Information Security Management System (ISMS) Policy

**1. Introduction**

Together Software Ltd is committed to maintaining the confidentiality, integrity, and availability of its information assets and protecting them from unauthorized access, disclosure, alteration, and destruction. This Information Security Management System (ISMS) policy outlines the principles and practices that govern information security within our organization.

**2. Scope**

This policy applies to all employees, contractors, and third parties who have access to Together Software Ltd's information assets, including but not limited to electronic data, physical records, communication systems, and IT infrastructure. It encompasses all areas of information security, including data protection, access control, risk management, incident response, and compliance with relevant laws and regulations.

**3. Information Security Objectives**

- Ensure the confidentiality of sensitive information by implementing appropriate access controls, encryption measures, and data protection mechanisms.
- Maintain the integrity of data and prevent unauthorized modification, deletion, or corruption through secure storage and transmission practices.
- Ensure the availability of information assets and IT systems by implementing redundancy, backup, and disaster recovery measures.
- Minimize the risk of security incidents and data breaches through proactive risk assessment, vulnerability management, and security awareness training.
- Comply with all applicable laws, regulations, and industry standards related to information security, privacy, and data protection.

**4. Responsibilities**

- Senior Management: Senior management is responsible for establishing and maintaining the ISMS, providing adequate resources and support for information security initiatives, and demonstrating leadership and commitment to information security.
- Information Security Officer (ISO): The ISO is responsible for overseeing the implementation of the ISMS, conducting risk assessments, developing security policies and procedures, and coordinating incident response activities.
- Employees: All employees are responsible for adhering to information security policies and procedures, safeguarding sensitive information, reporting security incidents or breaches, and participating in security awareness training.

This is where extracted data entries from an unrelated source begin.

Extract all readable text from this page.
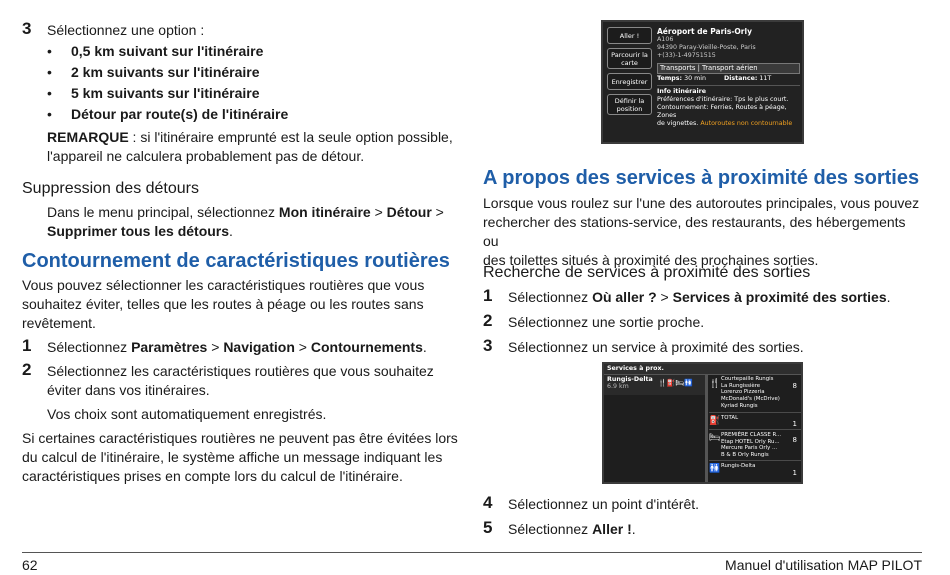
3 Sélectionnez une option :
• 0,5 km suivant sur l'itinéraire
• 2 km suivants sur l'itinéraire
• 5 km suivants sur l'itinéraire
• Détour par route(s) de l'itinéraire
REMARQUE : si l'itinéraire emprunté est la seule option possible,
l'appareil ne calculera probablement pas de détour.
Suppression des détours
Dans le menu principal, sélectionnez Mon itinéraire > Détour >
Supprimer tous les détours.
Contournement de caractéristiques routières
Vous pouvez sélectionner les caractéristiques routières que vous
souhaitez éviter, telles que les routes à péage ou les routes sans
revêtement.
1 Sélectionnez Paramètres > Navigation > Contournements.
2 Sélectionnez les caractéristiques routières que vous souhaitez
éviter dans vos itinéraires.
Vos choix sont automatiquement enregistrés.
Si certaines caractéristiques routières ne peuvent pas être évitées lors
du calcul de l'itinéraire, le système affiche un message indiquant les
caractéristiques prises en compte lors du calcul de l'itinéraire.
Aller !
Parcourir la carte
Enregistrer
Définir la position
Aéroport de Paris-Orly
A106
94390 Paray-Vieille-Poste, Paris
+(33)-1-49751515
Transports | Transport aérien
Temps:
30 min	Distance:
11T
Info itinéraire
Préférences d'itinéraire: Tps le plus court.
Contournement: Ferries, Routes à péage, Zones
de vignettes. Autoroutes non contournable
A propos des services à proximité des sorties
Lorsque vous roulez sur l'une des autoroutes principales, vous pouvez
rechercher des stations-service, des restaurants, des hébergements ou
des toilettes situés à proximité des prochaines sorties.
Recherche de services à proximité des sorties
1 Sélectionnez Où aller ? > Services à proximité des sorties.
2 Sélectionnez une sortie proche.
3 Sélectionnez un service à proximité des sorties.
Services à prox.
Rungis-Delta
6.9 km	🍴⛽🛏🚻 🍴 Courtepaille Rungis
La Rungissière
Lorenzo Pizzeria
McDonald's (McDrive)
Kyriad Rungis
8
⛽ TOTAL
1
🛏 PREMIÈRE CLASSE R...
Etap HOTEL Orly Ru...
Mercure Paris Orly ...
B & B Orly Rungis
8
🚻 Rungis-Delta
1
4 Sélectionnez un point d'intérêt.
5 Sélectionnez Aller !.
62	Manuel d'utilisation MAP PILOT
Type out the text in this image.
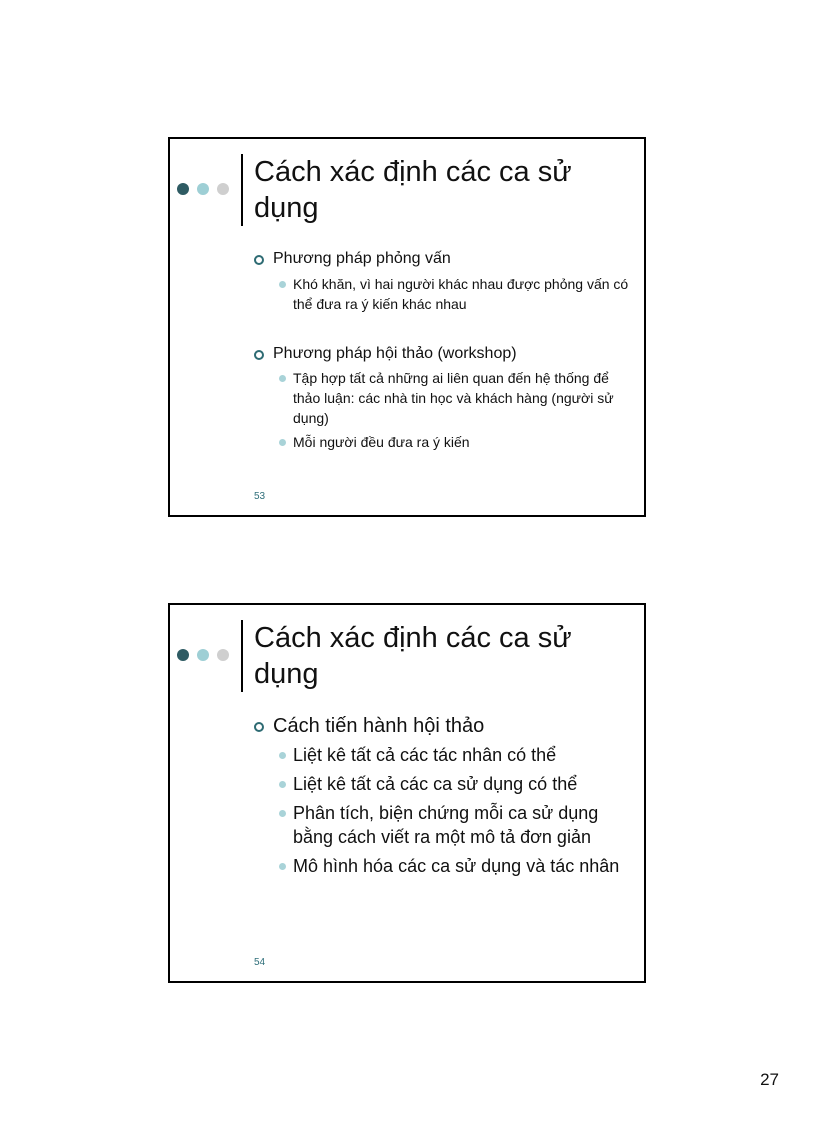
Cách xác định các ca sử dụng
Phương pháp phỏng vấn
Khó khăn, vì hai người khác nhau được phỏng vấn có thể đưa ra ý kiến khác nhau
Phương pháp hội thảo (workshop)
Tập hợp tất cả những ai liên quan đến hệ thống để thảo luận: các nhà tin học và khách hàng (người sử dụng)
Mỗi người đều đưa ra ý kiến
53
Cách xác định các ca sử dụng
Cách tiến hành hội thảo
Liệt kê tất cả các tác nhân có thể
Liệt kê tất cả các ca sử dụng có thể
Phân tích, biện chứng mỗi ca sử dụng bằng cách viết ra một mô tả đơn giản
Mô hình hóa các ca sử dụng và tác nhân
54
27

**5. Information Security Controls**

- Access Control: Access to information assets shall be restricted to authorized individuals based on the principle of least privilege. User access rights shall be granted, revoked, and reviewed periodically to ensure appropriate access levels.
- Data Protection: Sensitive information shall be encrypted during transmission and storage, and access to confidential data shall be protected through strong authentication mechanisms and encryption technologies.
- Incident Response: An incident response plan shall be developed and maintained to address security incidents and data breaches promptly. This plan shall include procedures for reporting incidents, assessing impact, containing the incident, and recovering affected systems.
- Risk Management: Regular risk assessments shall be conducted to identify, evaluate, and mitigate information security risks. Controls shall be implemented to address identified risks, and risk management activities shall be reviewed and updated as necessary.
- Compliance: Together Software Ltd shall comply with all applicable laws, regulations, and industry standards related to information security, privacy, and data protection, including but not limited to GDPR, CCPA and industry-specific regulations.

**6. Training and Awareness**

All employees shall receive regular training and awareness programs on information security policies, procedures, and best practices to ensure awareness and compliance with the ISMS.

**7. Monitoring and Review**

The effectiveness of the ISMS shall be monitored through regular audits, security assessments, and performance metrics. The ISMS policy and associated procedures shall be reviewed and updated periodically to reflect changes in technology, regulations, and business practices.

**8. Policy Review and Approval**

This ISMS policy has been reviewed and approved by senior management and is effective as of 1st January 2024. It shall be communicated to all employees, contractors, and third parties with access to Together Software Ltd's information assets, and compliance with the policy shall be enforced accordingly.